Porém, como foi dito a princípio, o livro não se esgota com os contos. Nunes costurou um excelente background para dar-lhes sustentação, com textos intercalados aos contos, que levam o título de “La Granada”. Neles, o autor usa a si mesmo como personagem que, perto da virada do milênio, no bar La Granada (à beira de uma das praias do Rio de Janeiro), dialoga com Vald, um “amigo” que o encontra periodicamente no bar, recebe dele os manuscritos dos contos para ler e, no encontro seguinte, debate sobre a qualidade de cada conto, suas influências e os conceitos envolvidos, com citações a uma série de temas da fc&f brasileira e mundial.

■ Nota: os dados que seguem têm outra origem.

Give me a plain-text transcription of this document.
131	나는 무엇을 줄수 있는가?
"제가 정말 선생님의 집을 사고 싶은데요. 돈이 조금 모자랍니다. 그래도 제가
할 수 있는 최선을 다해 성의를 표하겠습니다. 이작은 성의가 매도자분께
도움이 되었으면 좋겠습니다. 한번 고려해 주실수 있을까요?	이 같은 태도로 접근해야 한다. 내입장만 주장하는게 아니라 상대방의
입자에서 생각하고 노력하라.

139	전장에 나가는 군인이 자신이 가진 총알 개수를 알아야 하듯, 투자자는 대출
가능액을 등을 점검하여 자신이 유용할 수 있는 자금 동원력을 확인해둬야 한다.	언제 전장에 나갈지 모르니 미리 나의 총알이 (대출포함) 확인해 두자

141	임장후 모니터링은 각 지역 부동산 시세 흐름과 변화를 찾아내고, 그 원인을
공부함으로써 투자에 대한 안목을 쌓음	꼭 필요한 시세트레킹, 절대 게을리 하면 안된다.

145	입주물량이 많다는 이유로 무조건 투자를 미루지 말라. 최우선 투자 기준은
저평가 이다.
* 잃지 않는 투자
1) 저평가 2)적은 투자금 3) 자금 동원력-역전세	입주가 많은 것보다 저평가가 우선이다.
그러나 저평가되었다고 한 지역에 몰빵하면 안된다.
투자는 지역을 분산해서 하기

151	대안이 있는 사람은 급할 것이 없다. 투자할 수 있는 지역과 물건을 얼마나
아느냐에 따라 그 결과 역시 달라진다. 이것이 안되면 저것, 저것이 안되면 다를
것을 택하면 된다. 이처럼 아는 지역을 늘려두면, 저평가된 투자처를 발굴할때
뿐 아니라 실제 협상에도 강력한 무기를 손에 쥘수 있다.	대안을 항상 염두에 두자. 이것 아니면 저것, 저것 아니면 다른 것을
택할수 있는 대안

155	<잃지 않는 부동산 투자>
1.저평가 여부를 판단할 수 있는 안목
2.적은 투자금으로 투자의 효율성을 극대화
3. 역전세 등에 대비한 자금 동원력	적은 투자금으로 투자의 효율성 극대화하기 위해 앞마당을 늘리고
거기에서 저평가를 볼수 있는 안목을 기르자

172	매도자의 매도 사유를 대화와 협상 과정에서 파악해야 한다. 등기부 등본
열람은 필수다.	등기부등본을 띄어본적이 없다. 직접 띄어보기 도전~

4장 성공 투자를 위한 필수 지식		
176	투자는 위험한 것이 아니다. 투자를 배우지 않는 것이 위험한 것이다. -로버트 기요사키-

Nunes não pega leve consigo mesmo. As críticas de Vlad são extremamente severas, além do que imagino que o próprio autor considerasse realista pois, se assim fosse, nunca teria publicado os contos. Mas fica claro que o discurso agressivo do Vlad não é sincero. Ele parece ter ciúmes da capacidade criativa de Nunes e vinga-se ganhando sucessivas partidas de um jogo de xadrez disputado num tabuleiro imaginário. Mas a partida atual não vai bem. A cada encontro, Vlad parece perder um pouco de sua consistência, especialmente quando o escritor lhe apresenta o manuscrito de um texto desenvolvido na internet, uma corrente escrita por milhares de autores anônimos que encadearam palavras a partir de vínculos aleatórios de ideias, fonemas e conceitos. Os textos são curiosos e perturbadores, e podem ser lidos em quatro fragmentos espalhados entre os contos, chamados simplesmente de “Macacos”. O texto causa um efeito devastador em Vlad que, a partir de então, desvanece-se acentuadamente a cada encontro, enquanto se aproxima o fim do segundo milênio.
O clímax desse cabo-de-guerra metalinguístico vai ocorrer no derradeiro texto do volume, chamado “O vôo do corvo”, que narra o encontro entre Nunes e Vlad na noite do reveillon, quando os dois amigos se reúnem para os lances decisivos da partida, encerrando o jogo, o milênio e uma etapa na vida do escritor.
Neste aspecto, Macacos e outros fragmentos ao acaso parece ser uma espécie de autobibliografia catártica, que reúne aquilo que Nunes considerou ser o fruto maduro de sua carreira ao longo do século XX. E ainda, de quebra, deu ao leitor um panorama histórico significativo do estado do fandom brasileiro nos anos 1990, na medida em que comenta seu envolvimento com vários projetos ocorridos dentro de seus muros, incluindo antologias e fanzines. O livro, premiado em 1998 com a Bolsa para Novos Escritores da Fundação Biblioteca Nacional, é importante para quem tem interesse pela fc&f brasileira e excelente para quem não está nem um pouco interessado nisso, pois o livro sustenta-se em uma pletora de boas ideias.